Make sure LibreNMS -> AM alerts don't flap due to lack of notifications
Closed, ResolvedPublic

Description

We've been running recently into an issue where a few console servers have CPU at 100%, the related librenms alerts (and thus AM notifications) were flapping at regular intervals, e.g.
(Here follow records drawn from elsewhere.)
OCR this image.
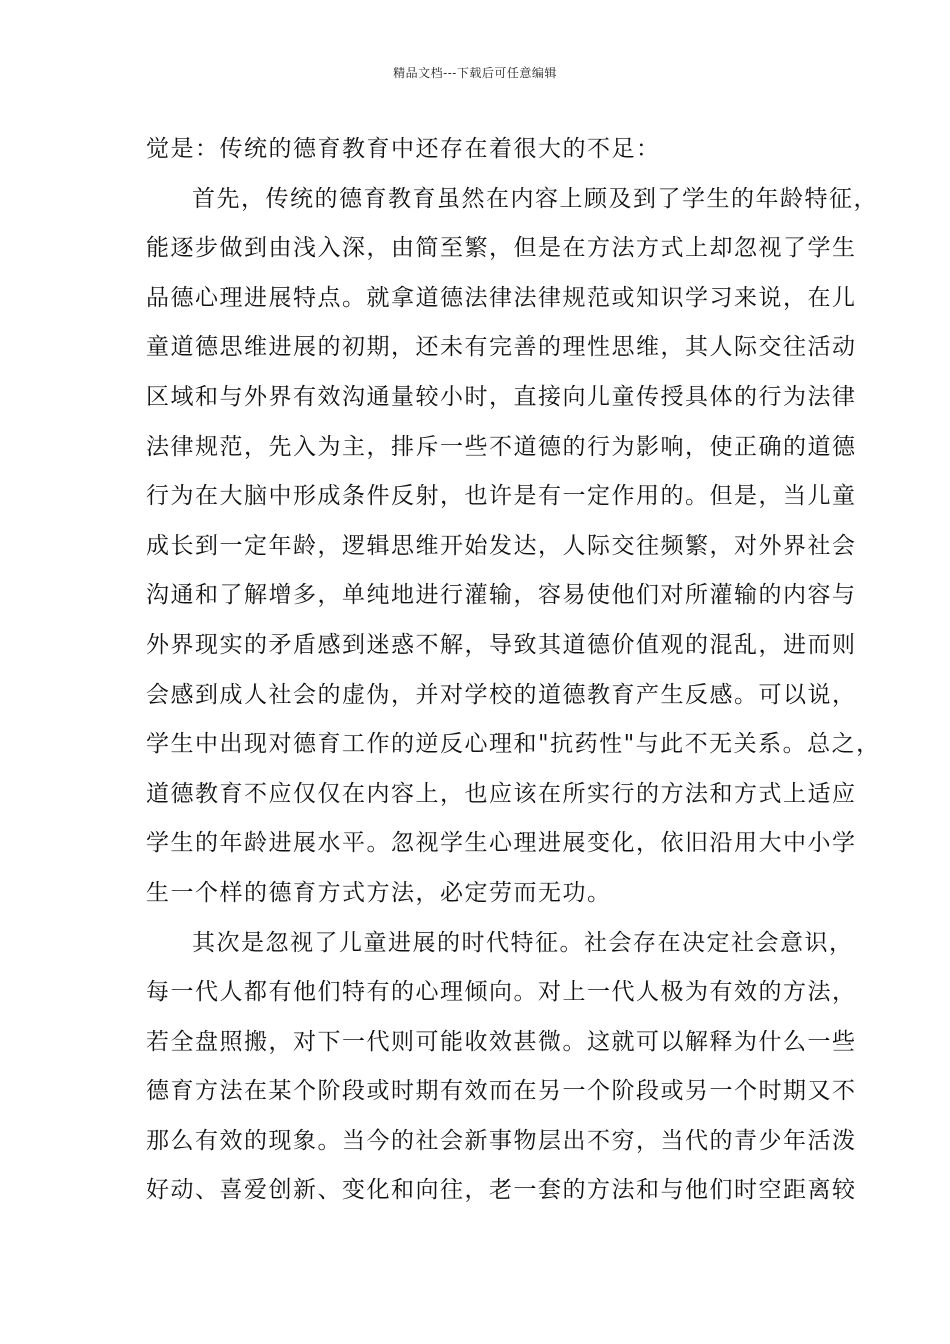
精品文档---下载后可任意编辑
觉是：传统的德育教育中还存在着很大的不足：
首先，传统的德育教育虽然在内容上顾及到了学生的年龄特征，
能逐步做到由浅入深，由简至繁，但是在方法方式上却忽视了学生
品德心理进展特点。就拿道德法律法律规范或知识学习来说，在儿
童道德思维进展的初期，还未有完善的理性思维，其人际交往活动
区域和与外界有效沟通量较小时，直接向儿童传授具体的行为法律
法律规范，先入为主，排斥一些不道德的行为影响，使正确的道德
行为在大脑中形成条件反射，也许是有一定作用的。但是，当儿童
成长到一定年龄，逻辑思维开始发达，人际交往频繁，对外界社会
沟通和了解增多，单纯地进行灌输，容易使他们对所灌输的内容与
外界现实的矛盾感到迷惑不解，导致其道德价值观的混乱，进而则
会感到成人社会的虚伪，并对学校的道德教育产生反感。可以说，
学生中出现对德育工作的逆反心理和"抗药性"与此不无关系。总之，
道德教育不应仅仅在内容上，也应该在所实行的方法和方式上适应
学生的年龄进展水平。忽视学生心理进展变化，依旧沿用大中小学
生一个样的德育方式方法，必定劳而无功。
其次是忽视了儿童进展的时代特征。社会存在决定社会意识，
每一代人都有他们特有的心理倾向。对上一代人极为有效的方法，
若全盘照搬，对下一代则可能收效甚微。这就可以解释为什么一些
德育方法在某个阶段或时期有效而在另一个阶段或另一个时期又不
那么有效的现象。当今的社会新事物层出不穷，当代的青少年活泼
好动、喜爱创新、变化和向往，老一套的方法和与他们时空距离较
05:07 -jinxer-wm:#wikimedia-operations- (Processor usage over 85%) firing: Processor usage over 85%   - 
          https://alerts.wikimedia.org
05:12 -jinxer-wm:#wikimedia-operations- (Processor usage over 85%) resolved: Processor usage over 85%   - 
          https://alerts.wikimedia.org
07:37 -jinxer-wm:#wikimedia-operations- (Processor usage over 85%) firing: Processor usage over 85%   - 
          https://alerts.wikimedia.org
07:42 -jinxer-wm:#wikimedia-operations- (Processor usage over 85%) resolved: Processor usage over 85%   - 
          https://alerts.wikimedia.org
07:47 -jinxer-wm:#wikimedia-operations- (Processor usage over 85%) firing: Processor usage over 85%   - 
          https://alerts.wikimedia.org
07:57 -jinxer-wm:#wikimedia-operations- (Processor usage over 85%) firing: Processor usage over 85%   - 
          https://alerts.wikimedia.org
08:02 -jinxer-wm:#wikimedia-operations- (Processor usage over 85%) resolved: Processor usage over 85%   - 
          https://alerts.wikimedia.org

This is due to the interaction between librenms' interval for re-sending the alerts (e.g. 3h for the alert above) and the fact that AM expects clients to keep sending notifications while the alerts are active.
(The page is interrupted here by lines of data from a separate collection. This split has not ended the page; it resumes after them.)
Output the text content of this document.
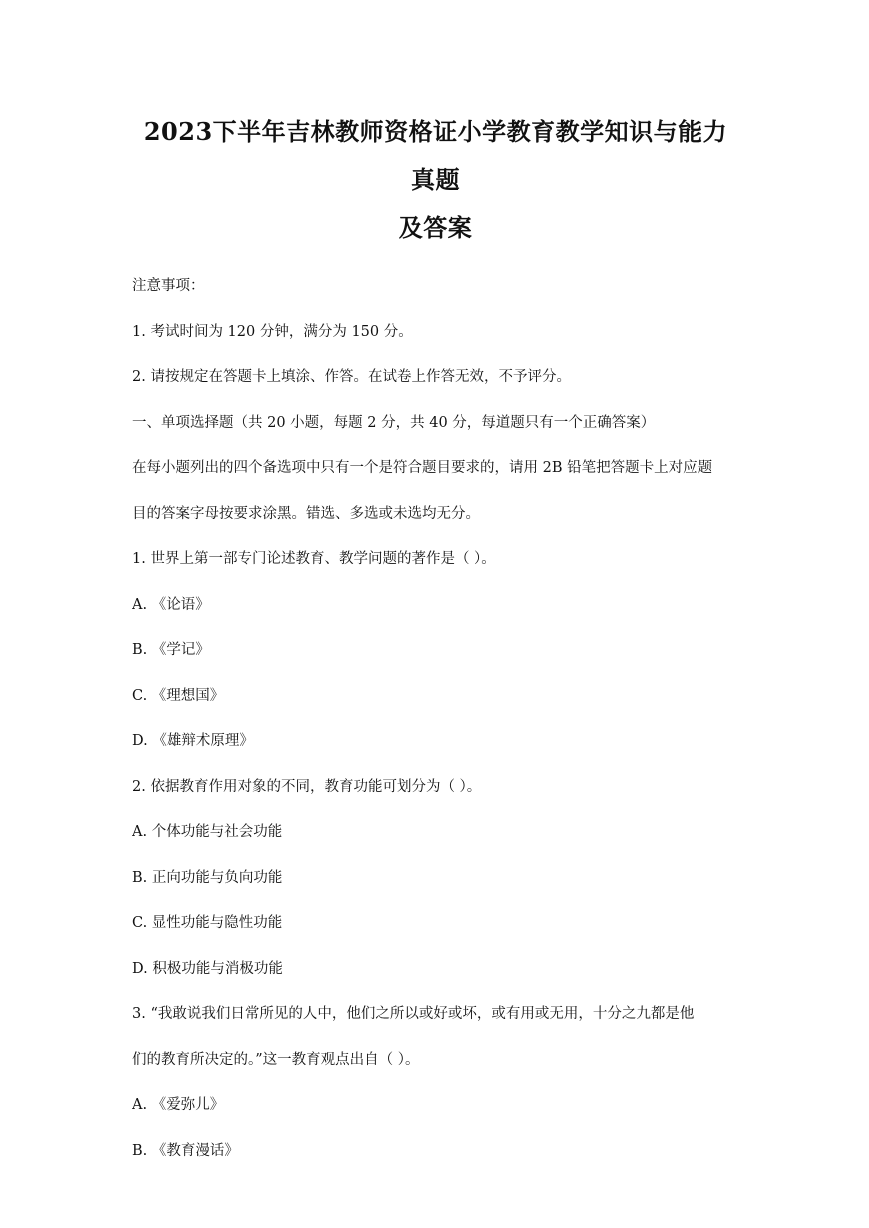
2023下半年吉林教师资格证小学教育教学知识与能力真题
及答案
注意事项：
1. 考试时间为 120 分钟，满分为 150 分。
2. 请按规定在答题卡上填涂、作答。在试卷上作答无效，不予评分。
一、单项选择题（共 20 小题，每题 2 分，共 40 分，每道题只有一个正确答案）
在每小题列出的四个备选项中只有一个是符合题目要求的，请用 2B 铅笔把答题卡上对应题
目的答案字母按要求涂黑。错选、多选或未选均无分。
1. 世界上第一部专门论述教育、教学问题的著作是（ ）。
A. 《论语》
B. 《学记》
C. 《理想国》
D. 《雄辩术原理》
2. 依据教育作用对象的不同，教育功能可划分为（ ）。
A. 个体功能与社会功能
B. 正向功能与负向功能
C. 显性功能与隐性功能
D. 积极功能与消极功能
3. “我敢说我们日常所见的人中，他们之所以或好或坏，或有用或无用，十分之九都是他
们的教育所决定的。”这一教育观点出自（ ）。
A. 《爱弥儿》
B. 《教育漫话》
AFAICT AM's expectation is maximum ~5 minutes between clients sending notifications, while librenms poller interval we're using ATM is also 5 minutes.

Event Timeline

The solution I think will work:

  • Set alertmanager resolve_timeout (docs) to say 20m. This affects only alerts with no endsAt field, which librenms doesn't set
  • Make sure interval for librenms alerts is set to e.g. 15m

Change 700482 had a related patch set uploaded (by Filippo Giunchedi; author: Filippo Giunchedi):

[operations/puppet@production] alertmanager: bump resolve_timeout to 20m

https://gerrit.wikimedia.org/r/700482

Change 700482 merged by Filippo Giunchedi:

[operations/puppet@production] alertmanager: bump resolve_timeout to 20m

https://gerrit.wikimedia.org/r/700482

Mentioned in SAL (#wikimedia-operations) [2021-06-21T12:55:21Z] <godog> move librenms alerts with "max alerts" == -1 to "interval" being 15m - T285205

I've adjusted all LibreNMS "persisting" alerts (i.e. those with max alerts == -1 and thus librenms will keep sending notifications) to have "interval" set to 15m, which does avoid the flapping alerts. In practice LibreNMS will send notifications to AM for these alerts faster than AM will consider them "stale" (and thus resolved, after 20m).

There are a bunch of alerts with "max alerts" == 1 (i.e. that will notify only once), we'll need to go through those with @ayounsi and @cmooney and figure out what the expectations are for those.

There are a bunch of alerts with "max alerts" == 1 (i.e. that will notify only once), we'll need to go through those with @ayounsi and @cmooney and figure out what the expectations are for those.

Changed them both from 0 to 900.

fgiunchedi claimed this task.

This is done!